Oleh : Dr. Ahmad Sahide*

OPINI, EDUNEWS.ID-Satu Juni selalu diperingati sebagai hari lahir Pancasila. Hal ini ditandai dengan seremoni secara kolosal di Tanah Air, yakni upacara hari lahir Pancasila. Selain itu, satu juni selalu menjadi hari libur nasional. Perayaan ini pun selalu sangat meriah dan ‘berkesan’. Lihat saja, flyer yang berisikan ucapan “Selamat Hari Lahir Pancasila” bertebaran di media sosial, status dan group whatsApp, Instagram, serta facebook. Seakan flyer itu menandakan bahwa kita adalah warga negara yang kuat memegang teguh Pancasila sebagai falsafah negara, penuntun kita dalam berperilaku sehari-hari selaku warga negara Indonesia.

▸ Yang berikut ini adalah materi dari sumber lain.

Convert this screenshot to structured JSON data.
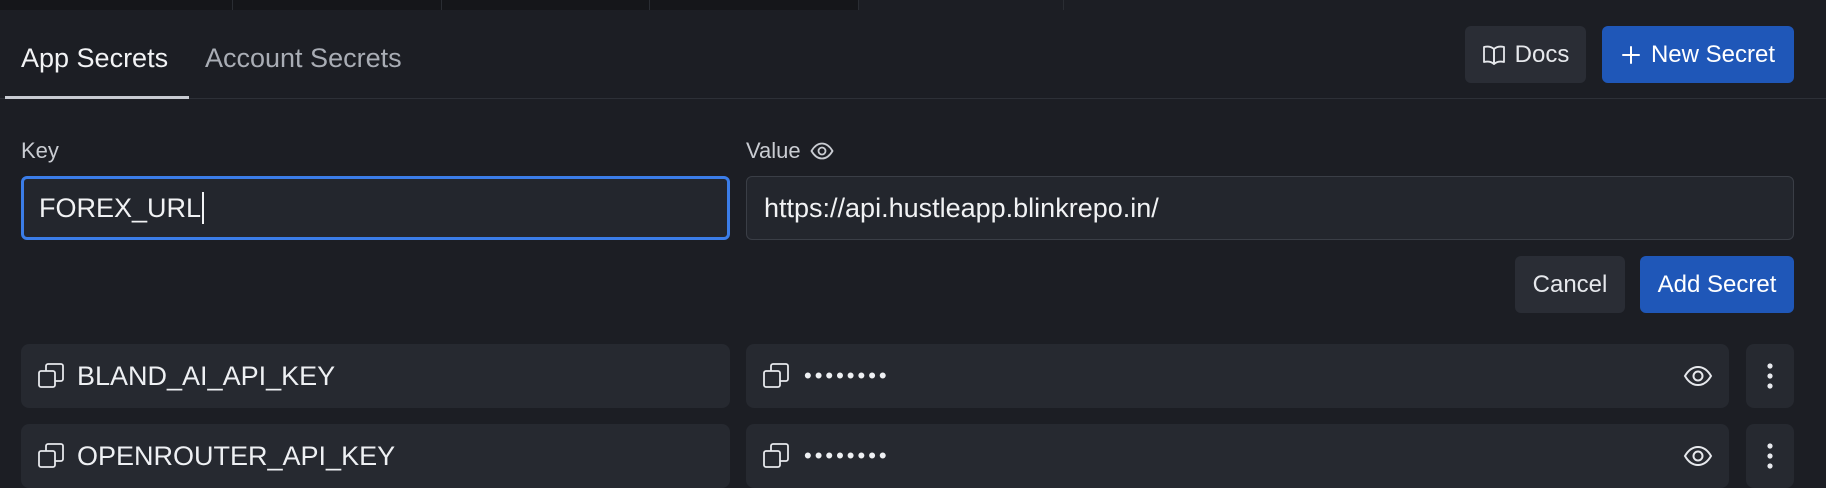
{
  "tabs": [
    {
      "label": "App Secrets",
      "active": true
    },
    {
      "label": "Account Secrets",
      "active": false
    }
  ],
  "toolbar": {
    "docs_label": "Docs",
    "docs_icon": "book-icon",
    "new_secret_label": "New Secret",
    "new_secret_icon": "plus-icon"
  },
  "form": {
    "key_label": "Key",
    "value_label": "Value",
    "value_label_icon": "eye-icon",
    "key_value": "FOREX_URL",
    "value_value": "https://api.hustleapp.blinkrepo.in/",
    "cancel_label": "Cancel",
    "add_label": "Add Secret"
  },
  "secrets": [
    {
      "key": "BLAND_AI_API_KEY",
      "value_masked": "••••••••"
    },
    {
      "key": "OPENROUTER_API_KEY",
      "value_masked": "••••••••"
    }
  ],
  "colors": {
    "background": "#1c1e24",
    "accent_blue": "#1f57b8",
    "focus_ring": "#3b7de8"
  }
}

Atau mungkin juga ada yang menjadikan hari-hari besar tertentu seperti ini untuk menunjukkan kepada orang banyak akan siapa dia dengan jabatan prestisiusnya. Narsisme di media sosial.

Banyak orang kemudian berlomba dan tidak ingin ketinggalan dengan momentum ini untuk memberikan ucapan selamat. Hari lahir Pancasila kemudian menjadi hari perlombaan narsisme nasional dan bukan menjadi hari untuk melakukan refleksi kebangsaan, sejauh mana kita mengamalkan nilai-nilai Pancasila dalam kehidupan berbangsa dan bernegara. Baik itu kita sebagai warga negara dan terlebih bagi warga negara yang diberi amanah untuk menduduki jabatan publik.

 

Berperilaku Pancasilais

Presiden Joko Widodo (Jokowi) dalam pidato perayaan Hari Lahir Pancasila mengingatkan kita semua bahwa stabilitas yang dimiliki oleh bangsa Indonesia tidak terlepas dari menjadikan Pancasila sebagai fondasi (Kompas, 2/06/2023). Tentu kita tidak menyangkal dan meragukan arti penting Pancasila sebagai pemersatu bangsa. Yang menjadi pertanyaan adalah apakah nilai-nilai Pancasila sudah mewarnai perilaku sehari-hari kita? Survei yang dilakukan oleh Kompas menunjukkan bahwa 30,1 persen responden memandang bahwa Pancasila sudah mulai ditinggalkan. Apa yang akan terjadi jika nilai Pancasila sudah mulai ditinggalkan? Kehancuran. Titik!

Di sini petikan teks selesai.